La opinión de Luis Ventura: desnudar el alma ante las cámaras
TE LO DICE ÉL. La revelación que hizo Tomás Kirzner hace unos días en el programa de Andy Kusnetzoff sorprendió a todos. El hijo de Adrián Suar y Araceli González fue valiente e hizo su catarsis en televisión, ese ámbito que es parte de su vida desde que nació.
@LuisVenturaSoy
¡Cuántas cosas sorprendentes pasan dentro de esa pantalla que nos acompaña todo el tiempo! Porque la televisión se ha convertido en una especie de familiar obligado de nuestras vidas. Porque a la "tele" la tenés en tu casa, en la oficina, en el club, en el comercio y en todos lados donde se haga necesaria una compañía. Ahí la tendrás siempre firme junto a vos, incluso sin tener el aparato "televisor" propiamente dicho; celulares y tablets la reemplazan sin problemas.
Porque la televisión dicen que entretiene, pero también informa, te lleva a lugares en los que nunca imaginaste estar, te anota en juegos con premios… y últimamente te psicoanaliza como si fuera un gran diván de aquellas cosas que muchos no se animan a revelar a sus íntimos, pero cuando ven las luces de las cámaras sienten el envión de contar aquello que jamás se animaron, no quisieron, ocultaron y se reservaron para su cajita de secretos más inexpugnables.
Alivio espiritual y mental
Noches pasadas ocurrió con Toto Kirzner, el hijo de Araceli González y Adrián Suar, o el hermano de Florencia Torrente, si preferís. Un joven veinteañero del que se sabía poco porque no es muy frecuentador de los medios y las noticias, pero después de esa noche de revelaciones en "Podemos Hablar", o más simplemente el "PH" de Andy Kutnezoff, todo cambió.
Porque el joven Tomás se abrió y sacó de sus fibras más íntimas una historia de abuso infantil, sucedido a sus 7 años, que en seguidilla con las denuncias de mujeres cubanas en relación a Diego Maradona y sus cuestionados entornos llenaron la pantalla de contenidosduros. Recordamos a la fuerza cómo muchísimos menores de edad son ultrajados, avergonzados, humillados y traumatizados por mayores inescrupulosos, repudiables y delincuentes.

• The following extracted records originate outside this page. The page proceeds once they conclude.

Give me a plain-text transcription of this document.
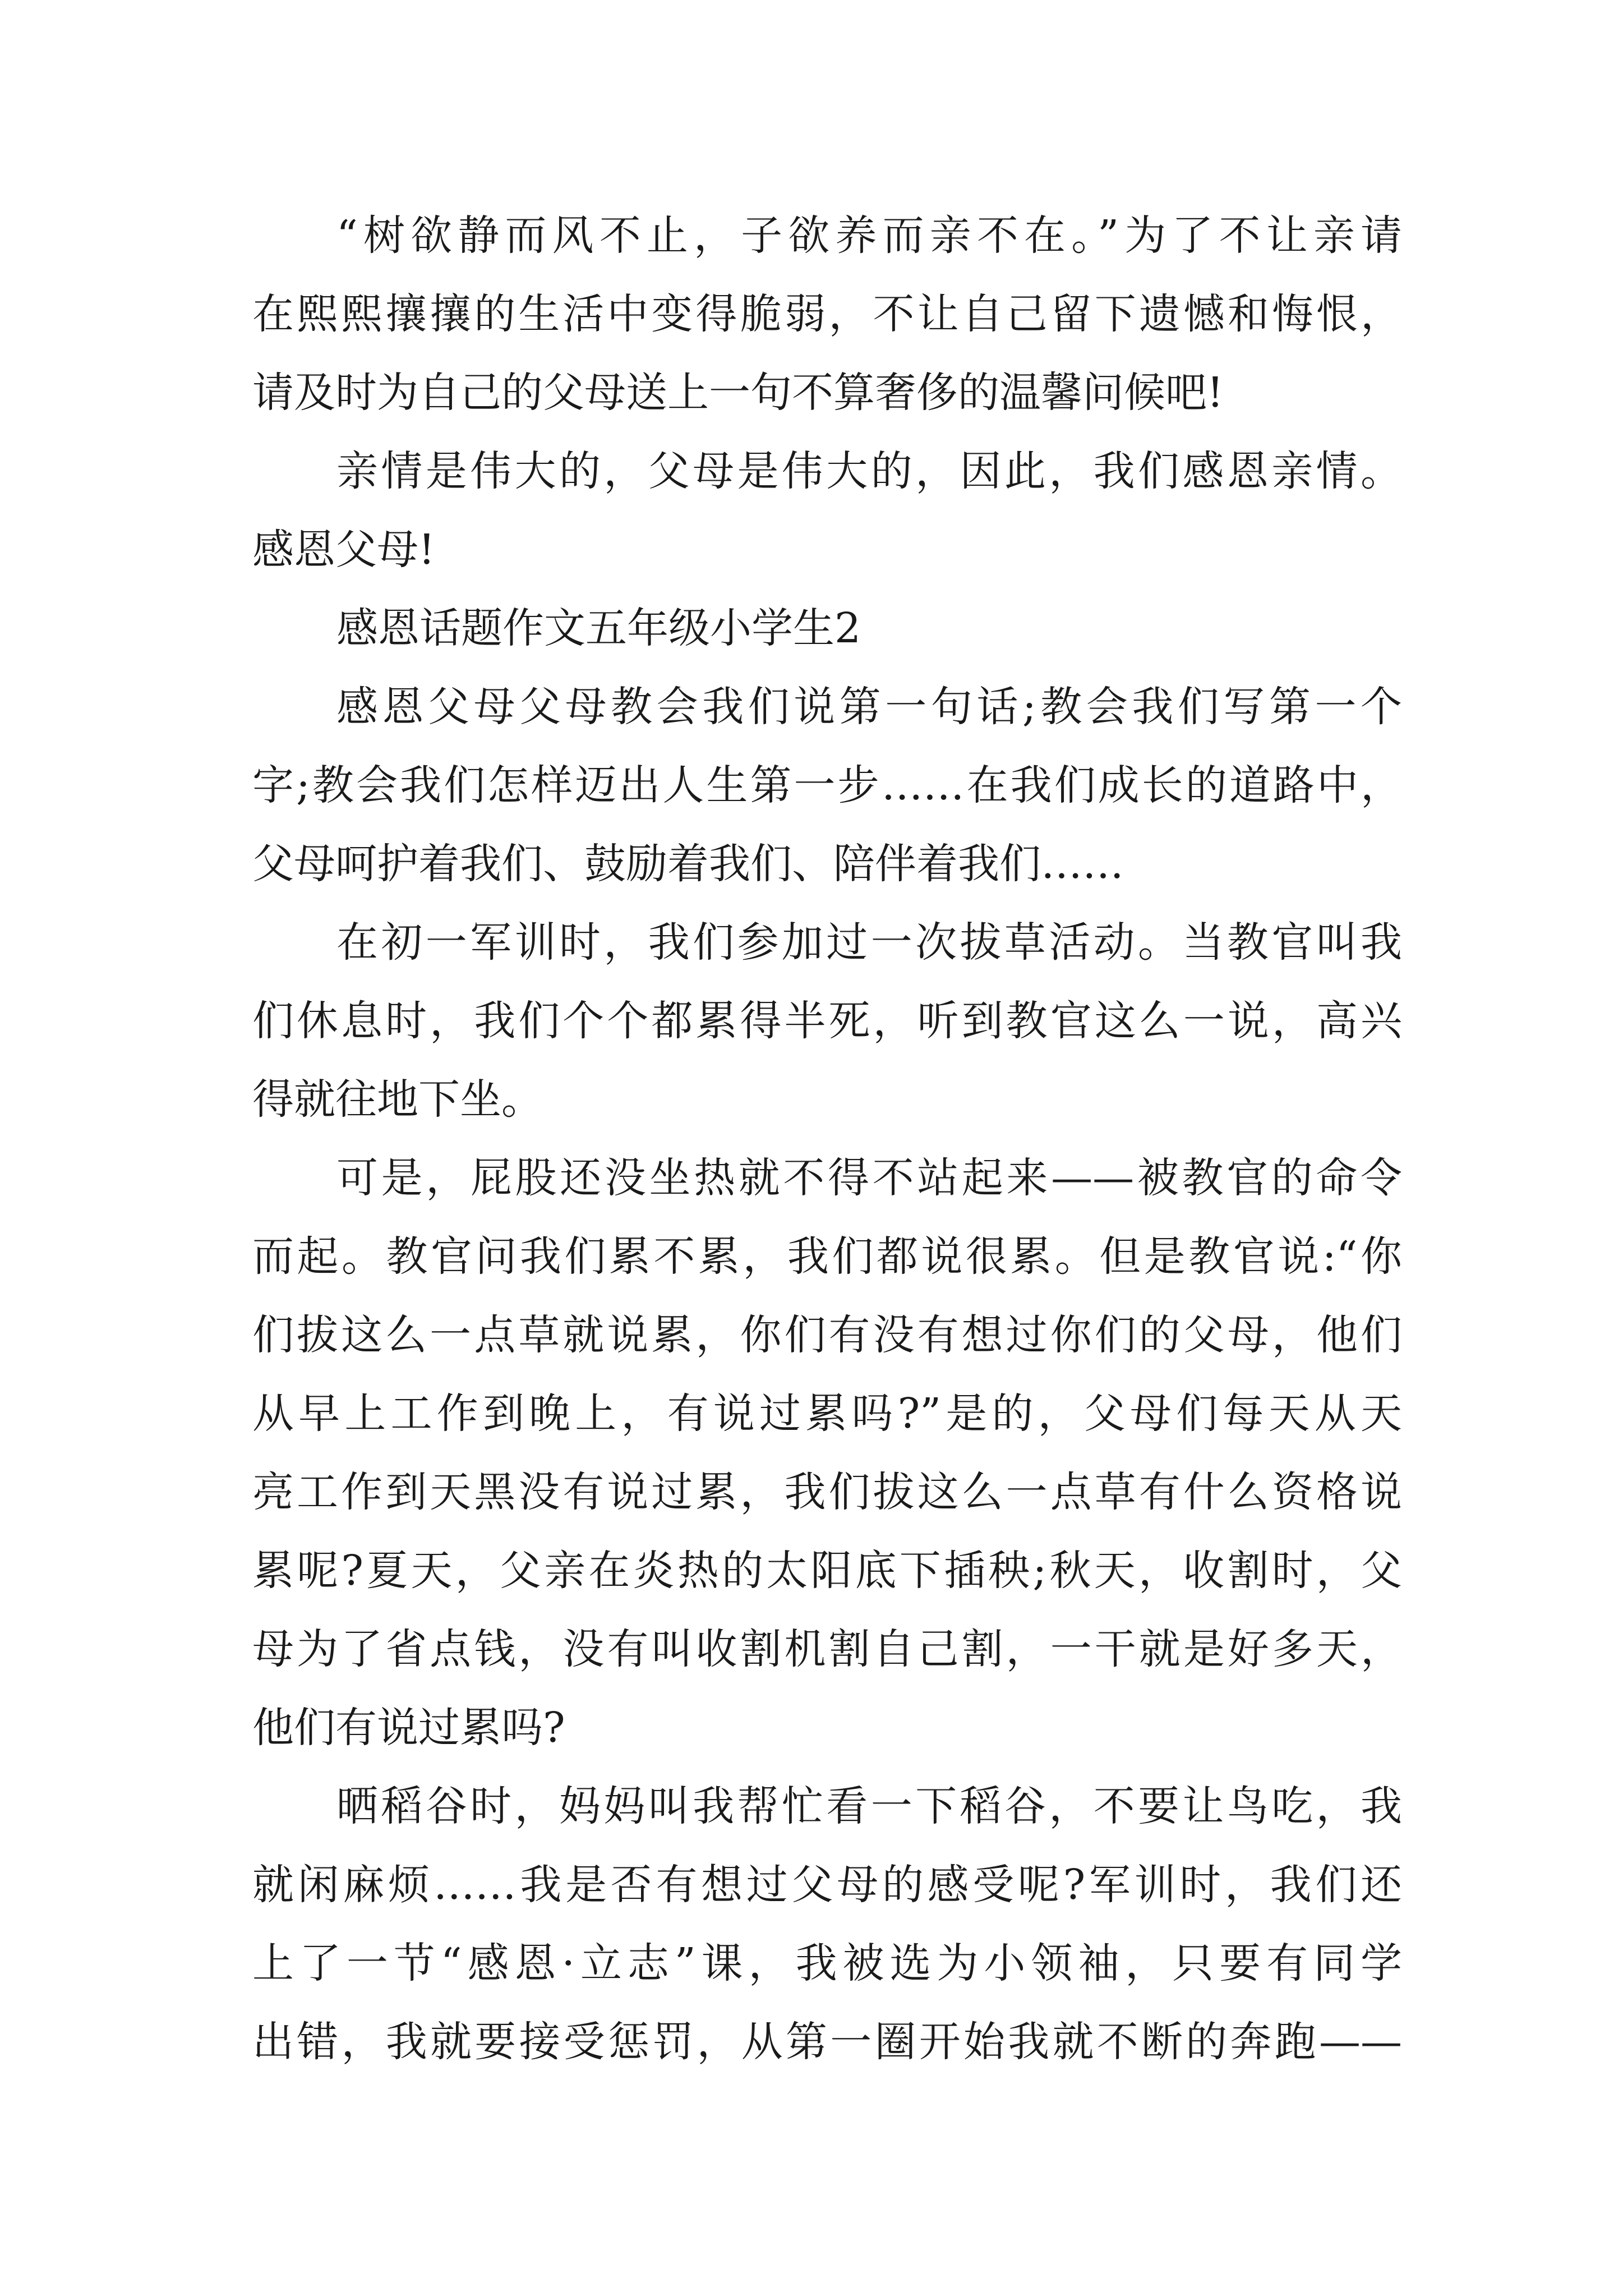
“树欲静而风不止，子欲养而亲不在。”为了不让亲请

在熙熙攘攘的生活中变得脆弱，不让自己留下遗憾和悔恨，

请及时为自己的父母送上一句不算奢侈的温馨问候吧!

亲情是伟大的，父母是伟大的，因此，我们感恩亲情。

感恩父母!

感恩话题作文五年级小学生2

感恩父母父母教会我们说第一句话;教会我们写第一个

字;教会我们怎样迈出人生第一步……在我们成长的道路中，

父母呵护着我们、鼓励着我们、陪伴着我们……

在初一军训时，我们参加过一次拔草活动。当教官叫我

们休息时，我们个个都累得半死，听到教官这么一说，高兴

得就往地下坐。

可是，屁股还没坐热就不得不站起来——被教官的命令

而起。教官问我们累不累，我们都说很累。但是教官说:“你

们拔这么一点草就说累，你们有没有想过你们的父母，他们

从早上工作到晚上，有说过累吗?”是的，父母们每天从天

亮工作到天黑没有说过累，我们拔这么一点草有什么资格说

累呢?夏天，父亲在炎热的太阳底下插秧;秋天，收割时，父

母为了省点钱，没有叫收割机割自己割，一干就是好多天，

他们有说过累吗?

晒稻谷时，妈妈叫我帮忙看一下稻谷，不要让鸟吃，我

就闲麻烦……我是否有想过父母的感受呢?军训时，我们还

上了一节“感恩·立志”课，我被选为小领袖，只要有同学

出错，我就要接受惩罚，从第一圈开始我就不断的奔跑——
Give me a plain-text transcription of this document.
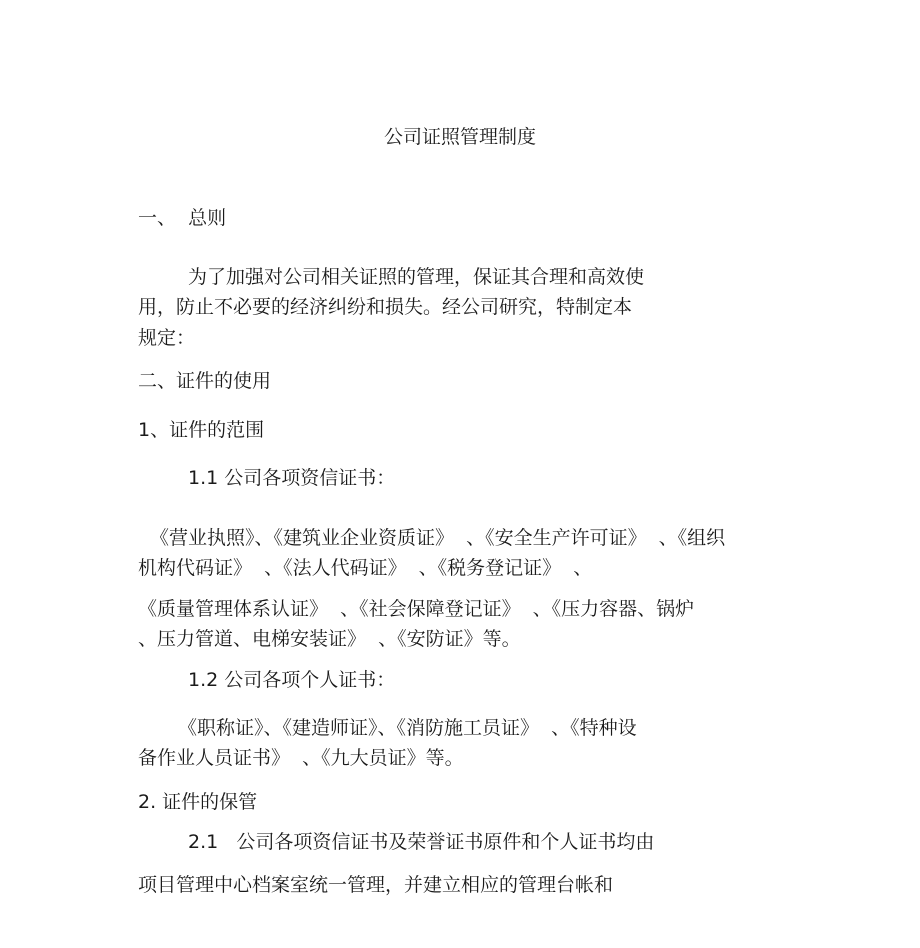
公司证照管理制度
一、  总则
为了加强对公司相关证照的管理，保证其合理和高效使
用，防止不必要的经济纠纷和损失。经公司研究，特制定本
规定：
二、证件的使用
1、证件的范围
1.1 公司各项资信证书：
《营业执照》、《建筑业企业资质证》  、《安全生产许可证》  、《组织
机构代码证》  、《法人代码证》  、《税务登记证》  、
《质量管理体系认证》  、《社会保障登记证》  、《压力容器、锅炉
、压力管道、电梯安装证》  、《安防证》等。
1.2 公司各项个人证书：
《职称证》、《建造师证》、《消防施工员证》  、《特种设
备作业人员证书》  、《九大员证》等。
2. 证件的保管
2.1   公司各项资信证书及荣誉证书原件和个人证书均由
项目管理中心档案室统一管理，并建立相应的管理台帐和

La pregunta es ¿por qué Toto eligió la televisión para expresarlo? Podría haberlo hecho con sus padres, con su familia, con algún amigo, con su psicólogo, en una comisaría, en una fiscalía. Pero no; el lugar fue la televisión que hoy se ha convertido en el confesionario de sinceramiento de mucha gente común, pero ahora y también de famosos, e hijos de famosos, que muestran y cuentan lo que nos pasa al lado, enfrente, arriba, abajo o detrás de nuestras vidas sin que nos demos cuenta y sin embargo ocurre todo el tiempo.
Quizás no esté bueno que el nombre de Toto logre notoriedad, titulares, tapas y espacios por semejante aberración pero también es cierto que la televisión podría ayudar a despabilarnos de muchas cosas que, aunque se disfracen y enmascaren, existen. Ya que no las sabemos ver nosotros en nuestras cosas cotidianas, que sea la pantalla la que nos pegue un golpe de realidad. Despertate que la vida sigue y no se detiene. Te lo digo yo.